All of this gets sent to the AI model together. That's how your assistant responds with awareness of who you are, what you've discussed before, and what's relevant right now.

How memory recall works

When you send a message, the assistant doesn't just do a keyword search. It runs a hybrid retrieval pipeline:

Your message is embedded — converted into both a dense vector (capturing meaning) and a sparse vector (capturing keywords)
Both vectors search the memory store — dense search finds semantically similar memories, sparse search finds keyword matches. Results are merged using Reciprocal Rank Fusion.
Scoring — each result gets a composite score combining semantic relevance, recency (using a logarithmic decay curve so older memories aren't wiped out too fast), and extraction confidence
Tiering — high-scoring results get priority injection into the conversation; moderate results are included as “possibly relevant”; lower scores are dropped
Staleness check — memories past their natural lifetime get demoted, even if they scored well
Two-layer injection — relevant memories are formatted and inserted as structured context, split into an identity/preference layer (who you are) and a general context layer (everything else)

The budget for memory injection is dynamic — it expands or contracts based on how much room is left in the context window after workspace files, conversation history, and skill instructions.

What happens when conversations get long

Every AI model has a context window — a limit on how much text it can process at once. Your assistant manages this automatically:

Compaction — when the conversation approaches 80% of the context limit, older messages are summarized into a compact form. The summary preserves goals, decisions, constraints, file paths, errors, and open questions while dropping filler and repetition.
If that's not enough — tool results are truncated to their essentials.
If still tight — images and file contents are replaced with text descriptions.
Last resort — memory injection is scaled back to recent items only.
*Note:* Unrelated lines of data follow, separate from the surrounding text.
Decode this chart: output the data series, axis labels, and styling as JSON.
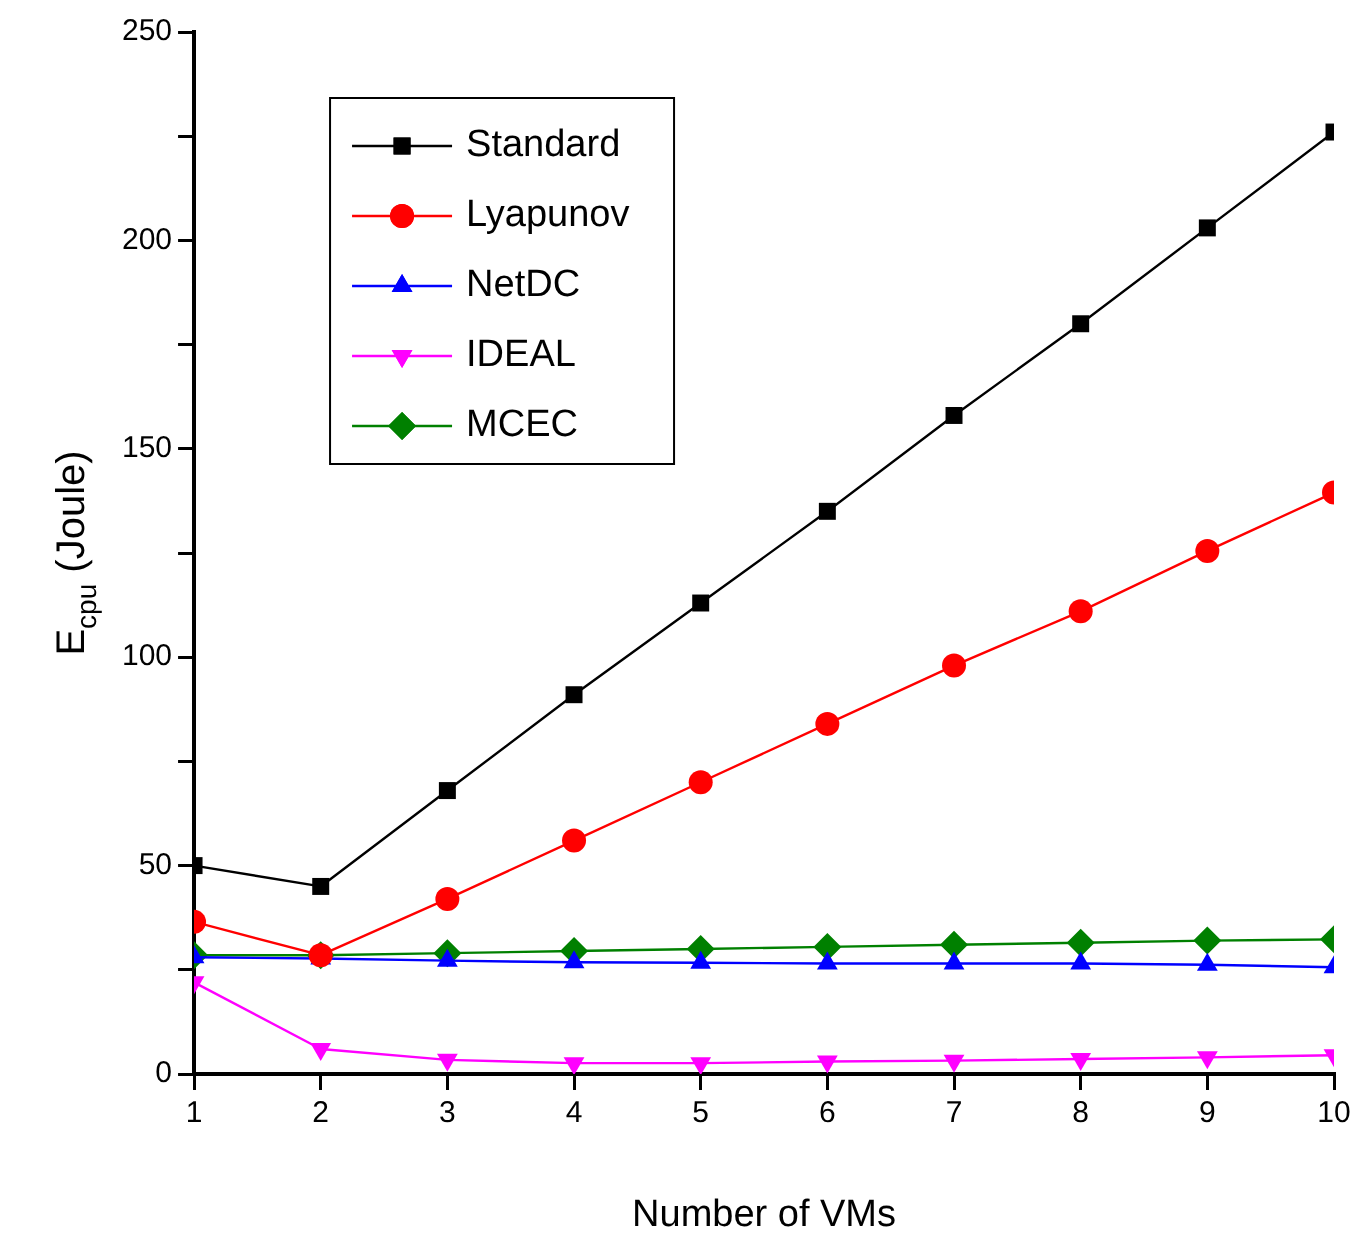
{
  "chart_data": {
    "type": "line",
    "xlabel": "Number of VMs",
    "ylabel": "E$_{cpu}$ (Joule)",
    "x": [
      1,
      2,
      3,
      4,
      5,
      6,
      7,
      8,
      9,
      10
    ],
    "series": [
      {
        "name": "Standard",
        "color": "#000000",
        "marker": "square",
        "values": [
          50,
          45,
          68,
          91,
          113,
          135,
          158,
          180,
          203,
          226
        ]
      },
      {
        "name": "Lyapunov",
        "color": "#ff0000",
        "marker": "circle",
        "values": [
          36.5,
          28.5,
          42,
          56,
          70,
          84,
          98,
          111,
          125.5,
          139.5
        ]
      },
      {
        "name": "NetDC",
        "color": "#0000ff",
        "marker": "triangle",
        "values": [
          28,
          27.7,
          27.2,
          26.8,
          26.7,
          26.5,
          26.5,
          26.5,
          26.2,
          25.6
        ]
      },
      {
        "name": "IDEAL",
        "color": "#ff00ff",
        "marker": "triangle-down",
        "values": [
          22,
          6,
          3.4,
          2.6,
          2.6,
          3,
          3.2,
          3.6,
          4,
          4.5
        ]
      },
      {
        "name": "MCEC",
        "color": "#008000",
        "marker": "diamond",
        "values": [
          28.5,
          28.5,
          29,
          29.5,
          30,
          30.5,
          31,
          31.5,
          32,
          32.3
        ]
      }
    ],
    "xlim": [
      1,
      10
    ],
    "xticks": [
      1,
      2,
      3,
      4,
      5,
      6,
      7,
      8,
      9,
      10
    ],
    "ylim": [
      0,
      250
    ],
    "yticks": [
      0,
      {
        "value": 25,
        "label": null
      },
      50,
      {
        "value": 75,
        "label": null
      },
      100,
      {
        "value": 125,
        "label": null
      },
      150,
      {
        "value": 175,
        "label": null
      },
      200,
      {
        "value": 225,
        "label": null
      },
      250
    ],
    "grid": false,
    "legend": "top left",
    "line_style": "solid"
  }
}
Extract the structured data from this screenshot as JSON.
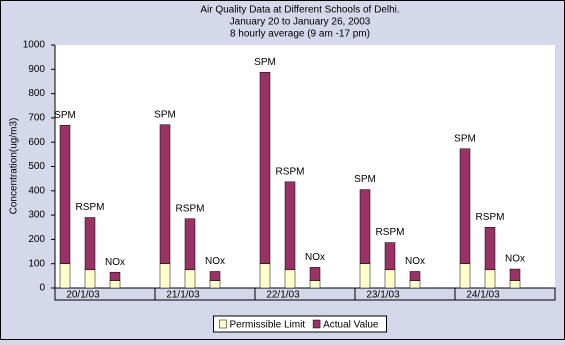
{
  "chart_data": {
    "type": "stacked-bar",
    "title": "Air Quality Data at  Different Schools of Delhi.",
    "subtitle": [
      "January 20 to January 26, 2003",
      "8 hourly average (9 am -17 pm)"
    ],
    "y_label": "Concentration(ug/m3)",
    "categories": [
      "20/1/03",
      "21/1/03",
      "22/1/03",
      "23/1/03",
      "24/1/03"
    ],
    "bar_labels": [
      "SPM",
      "RSPM",
      "NOx"
    ],
    "series": [
      {
        "name": "Permissible Limit",
        "color": "#ffffcc",
        "values": [
          [
            100,
            75,
            30
          ],
          [
            100,
            75,
            30
          ],
          [
            100,
            75,
            30
          ],
          [
            100,
            75,
            30
          ],
          [
            100,
            75,
            30
          ]
        ]
      },
      {
        "name": "Actual Value",
        "color": "#993366",
        "values": [
          [
            570,
            215,
            35
          ],
          [
            572,
            210,
            38
          ],
          [
            788,
            362,
            55
          ],
          [
            305,
            112,
            38
          ],
          [
            473,
            175,
            48
          ]
        ]
      }
    ],
    "ylim": [
      0,
      1000
    ],
    "yticks": [
      0,
      100,
      200,
      300,
      400,
      500,
      600,
      700,
      800,
      900,
      1000
    ],
    "legend": "bottom"
  }
}
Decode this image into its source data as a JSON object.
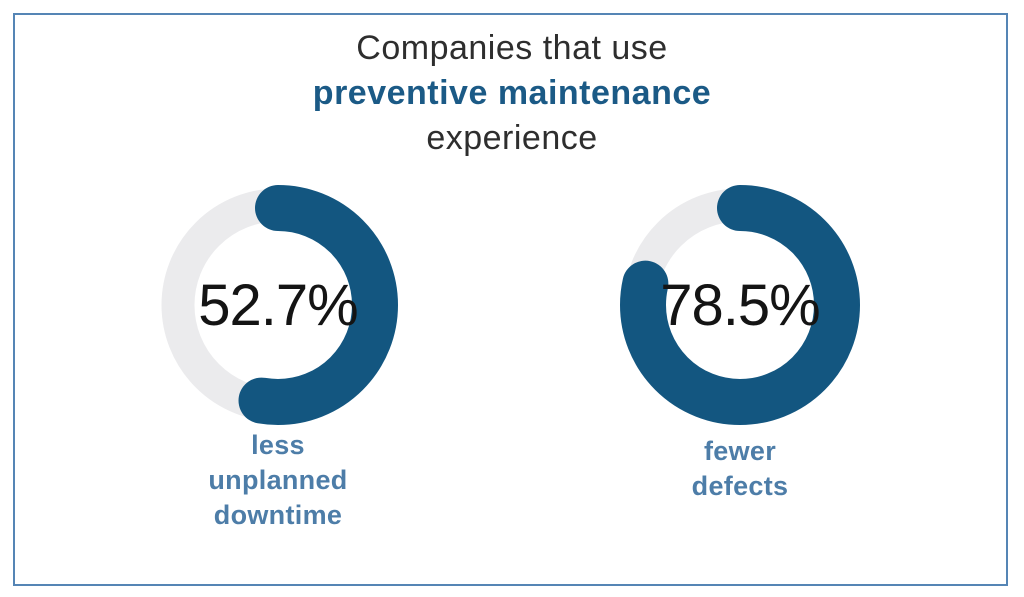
{
  "title": {
    "line1": "Companies that use",
    "line2": "preventive maintenance",
    "line3": "experience"
  },
  "colors": {
    "arc_blue": "#135680",
    "track_grey": "#ebebed",
    "title_text": "#2e2e2e",
    "title_highlight": "#1b5a86",
    "label_blue": "#4d7da8",
    "border_blue": "#5585b5",
    "value_text": "#141414",
    "background": "#ffffff"
  },
  "chart_data": {
    "type": "pie",
    "subtype": "donut-gauge-pair",
    "title": "Companies that use preventive maintenance experience",
    "legend": "none",
    "gauges": [
      {
        "value": 52.7,
        "value_label": "52.7%",
        "caption": "less unplanned downtime",
        "caption_lines": [
          "less",
          "unplanned",
          "downtime"
        ],
        "start_angle_deg": 0,
        "direction": "clockwise"
      },
      {
        "value": 78.5,
        "value_label": "78.5%",
        "caption": "fewer defects",
        "caption_lines": [
          "fewer",
          "defects"
        ],
        "start_angle_deg": 0,
        "direction": "clockwise"
      }
    ]
  }
}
You won't notice this happening. The assistant keeps the conversation going smoothly — it just works with a summarized version of the earlier context rather than the full transcript.

Private conversations

You can start a private conversation that gets its own isolated memory scope. Memories from a private conversation:

Can't leak out — they won't surface in other conversations
Can read in — the private conversation can still access your shared memory pool

This is useful when you're discussing something sensitive. The assistant learns from the conversation, but those memories stay contained.

Trust and memory

Not everyone who talks to your assistant can shape its memories. Memory extraction only runs on messages from trusted actors — that's you (the guardian). Messages from trusted contacts or unknown parties are indexed for search within that conversation, but they can't create or modify your long-term memories.
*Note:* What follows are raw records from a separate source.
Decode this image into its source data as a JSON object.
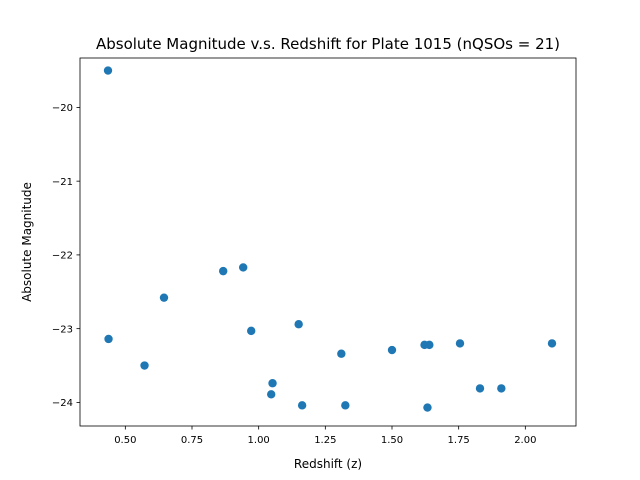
{
  "chart_data": {
    "type": "scatter",
    "title": "Absolute Magnitude v.s. Redshift for Plate 1015 (nQSOs = 21)",
    "xlabel": "Redshift (z)",
    "ylabel": "Absolute Magnitude",
    "xlim": [
      0.33,
      2.19
    ],
    "ylim": [
      -24.32,
      -19.33
    ],
    "xticks": [
      0.5,
      0.75,
      1.0,
      1.25,
      1.5,
      1.75,
      2.0
    ],
    "xtick_labels": [
      "0.50",
      "0.75",
      "1.00",
      "1.25",
      "1.50",
      "1.75",
      "2.00"
    ],
    "yticks": [
      -20,
      -21,
      -22,
      -23,
      -24
    ],
    "ytick_labels": [
      "−20",
      "−21",
      "−22",
      "−23",
      "−24"
    ],
    "grid": false,
    "marker_color": "#1f77b4",
    "points": [
      {
        "x": 0.435,
        "y": -19.5
      },
      {
        "x": 0.437,
        "y": -23.14
      },
      {
        "x": 0.572,
        "y": -23.5
      },
      {
        "x": 0.645,
        "y": -22.58
      },
      {
        "x": 0.867,
        "y": -22.22
      },
      {
        "x": 0.942,
        "y": -22.17
      },
      {
        "x": 0.972,
        "y": -23.03
      },
      {
        "x": 1.047,
        "y": -23.89
      },
      {
        "x": 1.052,
        "y": -23.74
      },
      {
        "x": 1.15,
        "y": -22.94
      },
      {
        "x": 1.163,
        "y": -24.04
      },
      {
        "x": 1.31,
        "y": -23.34
      },
      {
        "x": 1.325,
        "y": -24.04
      },
      {
        "x": 1.5,
        "y": -23.29
      },
      {
        "x": 1.622,
        "y": -23.22
      },
      {
        "x": 1.64,
        "y": -23.22
      },
      {
        "x": 1.633,
        "y": -24.07
      },
      {
        "x": 1.755,
        "y": -23.2
      },
      {
        "x": 1.83,
        "y": -23.81
      },
      {
        "x": 1.91,
        "y": -23.81
      },
      {
        "x": 2.1,
        "y": -23.2
      }
    ]
  }
}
This prevents external parties from injecting false facts into your assistant's memory.

Managing your memories

You have full control:

Ask what it knows: “What do you remember about me?” or “What do you know about Project Moonshot?”
Correct mistakes: “Actually, I prefer tea, not coffee.” (It'll supersede the old memory.)
Delete memories: “Forget what I told you about my dentist appointment.”
Search explicitly: “Search your memory for anything about the Q2 deadline.”
Edit files directly: Open USER.md or SOUL.md in any text editor and change whatever you want.

Privacy

Memories are stored locally on your machine — in a SQLite database and a Qdrant vector store inside ~/.vellum/workspace/data/. They don't get synced to a cloud, shared with other users, or used to train AI models.

However, memories are included in the context sent to the AI model when they're relevant to a conversation. This is how your assistant “thinks” with your context. Local storage, cloud thinking — the same trade-off as everything else in the system.

If you tell your assistant something sensitive, it may extract it as a memory and include it in future AI model calls when relevant. You can ask it to forget specific things, edit your workspace files directly, or use private conversations to keep sensitive context isolated.